St Briavels

Extract from Lewis's Topographical Dictionary of England, 1831.
Transcribed by Mel Lockie, © Copyright 2010
Lewis Topographical Dictionaries

BRIAVELL'S (ST.), a parish in the hundred of St-BRIAVELLS, county of GLOUCESTER, 8 miles (W. by S.) from Blakeney, containing 1112 inhabitants. The living is a perpetual curacy, annexed to the vicarage of Lidney, in the archdeaconry of Hereford, and diocese of Gloucester. The church is a small cruciform edifice, principally in the Norman and early English styles of architecture. This is a place of considerable antiquity, having given name to the hundred. Milo, Earl of Hereford, built a castle here in the reign of Henry I., as a frontier fortress against the Welch: the north-western front, including two circular towers, now used as a prison for the hundred, is all that remains. It is nominally under the superintendence of a governor, whose office is a sinecure: the site of the original edifice is surrounded by a moat.
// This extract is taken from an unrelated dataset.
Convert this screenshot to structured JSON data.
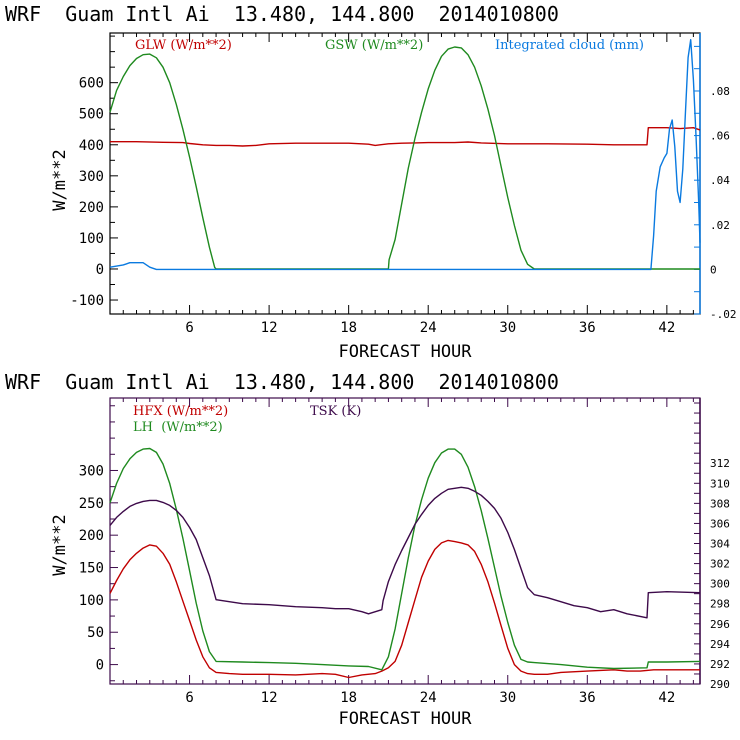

Edward II. granted the inhabitants a charter for a weekly market, which has long been disused, and exempted them from the payment of toll throughout the kingdom: they still enjoy the right of cutting wood in the forest of Dean, which they form into hoops and other articles, and send to Bristol. There are several coal-works in the vicinity; and a court is held for regulating matters in dispute among the miners.